My summer started with this video from TEDX by Sherry Turkle entitled "Connected but Alone".
In many ways this is a scary realization and place to be for me. If you ask any of my friends, I am probably the most connected person they know. So much so, that I have been very conscious this year about not using my phone to check email during passing periods at school, or while I am in classrooms, or in the cafeteria. Today for the first time I used my computer during lunch to catch up on email, because I had over 40 for the morning and was waiting on an urgent email from a teacher who I might have needed assistance in preparing for his next class.

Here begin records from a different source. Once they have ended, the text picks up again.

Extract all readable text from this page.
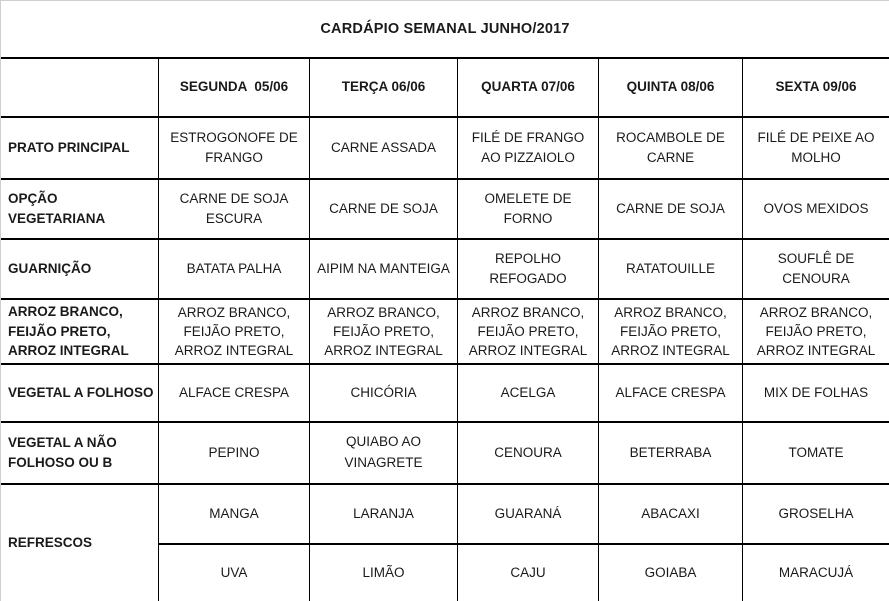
CARDÁPIO SEMANAL JUNHO/2017					
	SEGUNDA  05/06	TERÇA 06/06	QUARTA 07/06	QUINTA 08/06	SEXTA 09/06
PRATO PRINCIPAL	ESTROGONOFE DE FRANGO	CARNE ASSADA	FILÉ DE FRANGO AO PIZZAIOLO	ROCAMBOLE DE CARNE	FILÉ DE PEIXE AO MOLHO
OPÇÃO VEGETARIANA	CARNE DE SOJA ESCURA	CARNE DE SOJA	OMELETE DE FORNO	CARNE DE SOJA	OVOS MEXIDOS
GUARNIÇÃO	BATATA PALHA	AIPIM NA MANTEIGA	REPOLHO REFOGADO	RATATOUILLE	SOUFLÊ DE CENOURA
ARROZ BRANCO, FEIJÃO PRETO, ARROZ INTEGRAL	ARROZ BRANCO, FEIJÃO PRETO, ARROZ INTEGRAL	ARROZ BRANCO, FEIJÃO PRETO, ARROZ INTEGRAL	ARROZ BRANCO, FEIJÃO PRETO, ARROZ INTEGRAL	ARROZ BRANCO, FEIJÃO PRETO, ARROZ INTEGRAL	ARROZ BRANCO, FEIJÃO PRETO, ARROZ INTEGRAL
VEGETAL A FOLHOSO	ALFACE CRESPA	CHICÓRIA	ACELGA	ALFACE CRESPA	MIX DE FOLHAS
VEGETAL A NÃO FOLHOSO OU B	PEPINO	QUIABO AO VINAGRETE	CENOURA	BETERRABA	TOMATE
REFRESCOS	MANGA	LARANJA	GUARANÁ	ABACAXI	GROSELHA
	UVA	LIMÃO	CAJU	GOIABA	MARACUJÁ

But as I have aged this year, I have come to realize that sometimes this connectedness is distracting. I no longer can multi-task to the degree that I could when I was younger, much to the delight of Dan Funston our assistant superintendent who does not believe that people can multitask. While I still read extensively, I can never seem to catch up on all my reading-I currently have over 60 articles in my Read it Later App (Pocket), and I have not checked my Feedly account for 2 weeks so the articles have probably piled up to close to 1000. It is not that I am not selective in what I read, but it is that there is so much more out their to interact with. The ultimate may have come this weekend when I was at the wedding reception of one of my former students. During dinner, as my wife chatted with a colleague from work and my daughter played with the Orbies that were filling glasses as a table decoration, I watched Notre Dame battle Purdue on my iPhone propped up against a bowl of nachos with the sound turned off. I am not sure what was worse, that I was doing this, or that one of the pastors from our church was hanging over my shoulder because he was getting poor reception on his phone.
I am not ready to disconnect quite yet, as I keep finding more positives than negatives from being online. But I am starting to realize that I need to monitor not so much how I am using the Net, but rather where I am using it and to what ends. How is your internet habit hindering your potential?